「変わるものと変わらないもの」男はつらいよ お帰り 寅さん 瑞香さんの映画レビュー(感想・評価)
変わるものと変わらないもの
公開当時に映画館で鑑賞しました。男はつらいよシリーズは何回も観返した大ファンです。4月から社会人になり、たまたま本日江戸川を散歩した時に、どうしてもこの映画のことが頭から離れなくなり、この文章を書いています。
物語というのは「何かが起こり」「主人公がのりこえ」「なんらかの成長をする」のが王道だと思います。寅さんにはそれがなく、むしろ時間的に成長していくのは周囲です。本作でもタコ社長の工場はアパートになり、とらやはカフェになり、満男は妻に先立たれ…時代や時間と共に環境は変わり、それに順応していく形で変化を余儀なくされています(この世界線がある帝釈天はリアルのような寅さんを売りにできないので、カフェになるのも仕方ないでしょう)。寅さんは50作を通じてほとんど変わりません。よく言えば一本筋が通っているし、悪く言えばいつまでも子供の頃のまま。だからこそ周りの人たちは寅さんと衝突するし、同時に憧れ、帰ってきたら温かく迎え入れる。
さて、今作の主人公たる満男は凄まじく変化の渦に巻き込まれています。そしてそんな彼の心の中にはいつも寅さんがいる。変わらない一本の芯としての寅さんがいるからこそ、彼は迷いながらも確実に自分の人生を歩んでいけるのでしょう。

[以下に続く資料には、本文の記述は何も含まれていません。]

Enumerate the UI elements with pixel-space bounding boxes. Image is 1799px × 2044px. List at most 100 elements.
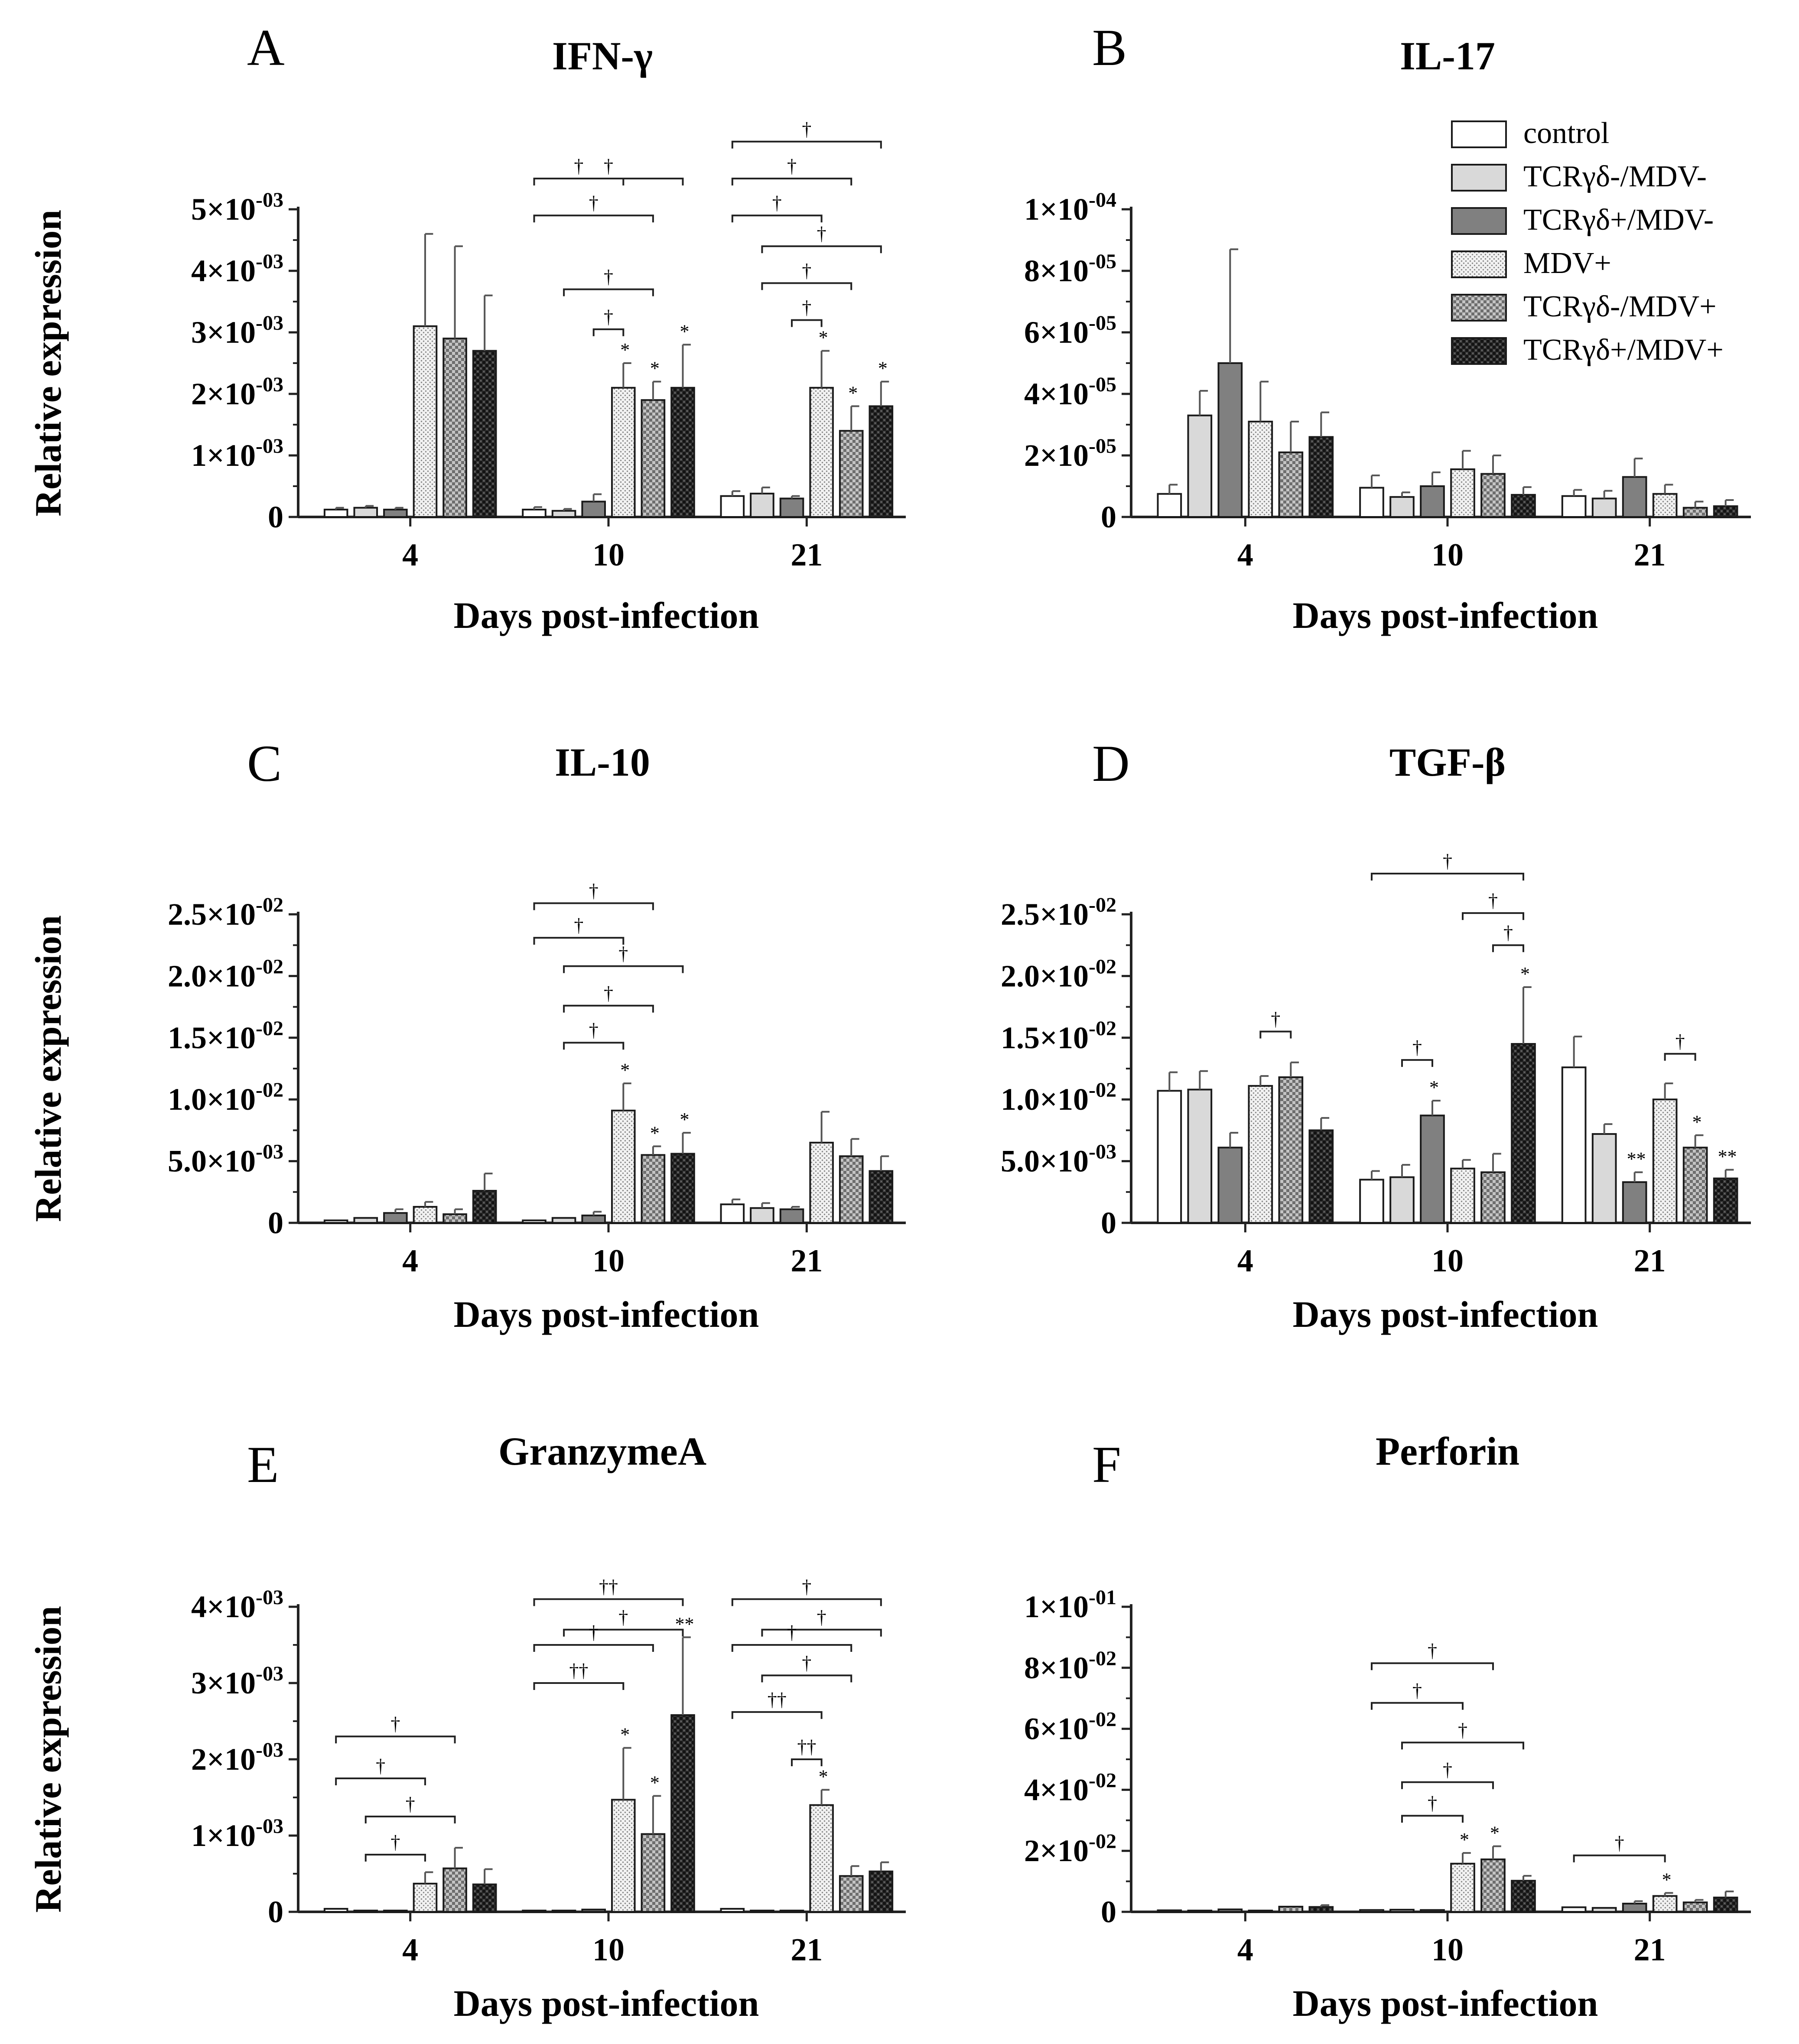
bar-b-mdvpos-d4 (1248, 420, 1273, 518)
x-tick-label-b: 21 (1634, 537, 1666, 573)
significance-dagger: † (376, 1755, 385, 1777)
significance-dagger: † (802, 119, 811, 140)
y-tick-mantissa: 1.0×10 (1001, 1082, 1089, 1117)
significance-bracket (563, 288, 654, 296)
significance-dagger: † (574, 915, 583, 936)
bar-e-tcrgdnegmdvpos-d10 (641, 1833, 666, 1913)
x-tick-label-e: 10 (592, 1932, 625, 1968)
y-tick-exponent: -02 (256, 1017, 283, 1040)
significance-dagger: † (618, 943, 628, 965)
bar-c-tcrgdnegmdvneg-d10 (551, 1217, 576, 1224)
y-tick-label-f: 1×10-01 (1024, 1586, 1116, 1624)
significance-dagger: † (1615, 1833, 1624, 1854)
y-tick-label-f: 6×10-02 (1024, 1708, 1116, 1746)
panel-letter-e: E (247, 1436, 279, 1493)
bar-b-control-d4 (1157, 493, 1182, 518)
significance-dagger: † (802, 1576, 811, 1597)
legend-label-tcrgdposmdvneg: TCRγδ+/MDV- (1523, 203, 1714, 237)
y-tick-exponent: -03 (256, 1586, 283, 1609)
significance-bracket (533, 1644, 654, 1652)
bar-e-mdvpos-d10 (611, 1799, 636, 1913)
x-tick-label-b: 4 (1237, 537, 1253, 573)
significance-dagger: † (1428, 1793, 1437, 1814)
bar-b-mdvpos-d10 (1450, 468, 1475, 518)
significance-bracket (731, 214, 823, 223)
significance-dagger: † (390, 1832, 400, 1853)
significance-dagger: † (1503, 922, 1513, 943)
y-tick-exponent: -02 (1089, 894, 1116, 916)
bar-b-tcrgdnegmdvpos-d10 (1480, 473, 1506, 518)
significance-dagger: † (1428, 1640, 1437, 1661)
y-tick-mantissa: 2×10 (1024, 1833, 1089, 1868)
significance-bracket (1401, 1059, 1433, 1067)
x-tick-label-a: 21 (791, 537, 823, 573)
bar-e-control-d10 (522, 1910, 547, 1913)
y-tick-mantissa: 6×10 (1024, 1712, 1089, 1746)
bar-c-tcrgdnegmdvneg-d21 (750, 1207, 774, 1224)
significance-bracket (563, 1628, 684, 1637)
bar-b-tcrgdnegmdvneg-d21 (1591, 497, 1617, 518)
bar-e-tcrgdposmdvpos-d4 (472, 1883, 497, 1913)
bar-a-tcrgdnegmdvneg-d10 (551, 510, 576, 518)
x-tick-label-e: 21 (791, 1932, 823, 1968)
bar-d-control-d10 (1359, 1179, 1384, 1224)
panel-letter-c: C (247, 734, 282, 792)
panel-title-c: IL-10 (555, 740, 650, 784)
y-tick-exponent: -02 (256, 894, 283, 916)
bar-c-tcrgdnegmdvpos-d21 (839, 1155, 864, 1224)
y-tick-label-a: 3×10-03 (191, 312, 283, 350)
y-tick-mantissa: 4×10 (1024, 377, 1089, 411)
legend-label-control: control (1523, 117, 1609, 150)
bar-c-tcrgdposmdvpos-d4 (472, 1189, 497, 1224)
significance-dagger: † (817, 1607, 826, 1628)
y-tick-label-c: 2.5×10-02 (168, 894, 283, 932)
legend-swatch-tcrgdnegmdvpos (1451, 294, 1507, 322)
bar-c-tcrgdnegmdvpos-d10 (641, 1154, 666, 1224)
significance-bracket (533, 1598, 684, 1606)
y-tick-mantissa: 3×10 (191, 1666, 256, 1700)
bar-d-tcrgdposmdvneg-d21 (1622, 1181, 1647, 1224)
significance-bracket (533, 178, 625, 185)
bar-a-tcrgdposmdvneg-d21 (779, 497, 804, 518)
legend-label-tcrgdnegmdvpos: TCRγδ-/MDV+ (1523, 290, 1717, 323)
significance-dagger: † (390, 1713, 400, 1735)
y-tick-exponent: -02 (1089, 1769, 1116, 1792)
x-tick-label-c: 4 (402, 1243, 418, 1279)
significance-dagger: † (817, 223, 826, 244)
y-tick-exponent: -05 (1089, 312, 1116, 335)
y-tick-label-f: 4×10-02 (1024, 1769, 1116, 1807)
bar-a-mdvpos-d21 (809, 387, 834, 518)
significance-bracket (761, 1628, 882, 1637)
y-tick-exponent: -02 (1089, 955, 1116, 978)
y-tick-mantissa: 4×10 (1024, 1772, 1089, 1807)
panel-a: A IFN-γ01×10-032×10-033×10-034×10-035×10-… (27, 19, 906, 636)
y-tick-label-c: 5.0×10-03 (168, 1141, 283, 1179)
bar-d-tcrgdnegmdvpos-d21 (1682, 1147, 1708, 1224)
panel-c: C IL-1005.0×10-031.0×10-021.5×10-022.0×10… (27, 734, 906, 1335)
bar-f-tcrgdnegmdvneg-d21 (1591, 1907, 1617, 1913)
significance-bracket (335, 1735, 456, 1744)
significance-star: * (620, 339, 630, 361)
significance-bracket (533, 937, 625, 945)
bar-d-tcrgdposmdvneg-d4 (1217, 1147, 1243, 1224)
panel-letter-d: D (1092, 734, 1130, 792)
y-tick-exponent: -03 (256, 435, 283, 458)
significance-dagger: † (802, 1652, 811, 1674)
y-axis-label-e: Relative expression (27, 1606, 69, 1913)
panel-e: E GranzymeA01×10-032×10-033×10-034×10-034… (27, 1429, 906, 2024)
legend-label-tcrgdnegmdvneg: TCRγδ-/MDV- (1523, 160, 1707, 193)
significance-star: * (620, 1724, 630, 1745)
bar-f-tcrgdposmdvpos-d21 (1713, 1896, 1738, 1913)
y-tick-exponent: -03 (1089, 1141, 1116, 1163)
bar-b-tcrgdposmdvneg-d10 (1420, 485, 1445, 518)
x-axis-label-c: Days post-infection (454, 1293, 759, 1335)
x-axis-label-d: Days post-infection (1293, 1293, 1598, 1335)
bar-a-tcrgdnegmdvpos-d4 (442, 338, 467, 518)
significance-bracket (563, 1004, 654, 1013)
significance-dagger: † (1412, 1037, 1422, 1058)
y-tick-label-e: 2×10-03 (191, 1739, 283, 1777)
y-tick-label-d: 2.5×10-02 (1001, 894, 1116, 932)
y-axis-label-a: Relative expression (27, 210, 69, 517)
significance-star: * (650, 358, 660, 379)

ドラマの世界線では亡くなった寅さんも、この映画では「いつかまた帰ってくるような気がする」と生死が不明であるような描写がされています。満男だけでなく、寅さんと関わった全ての登場人物の心の中に寅さんは生き続けている。そしてだからこそ、変化する時代に対しても踏ん張って生きていける。言い換えると、寅さんはあたかも「故郷」のような存在になっている。それは本作を観た全てのファンに当てはまると思うのです。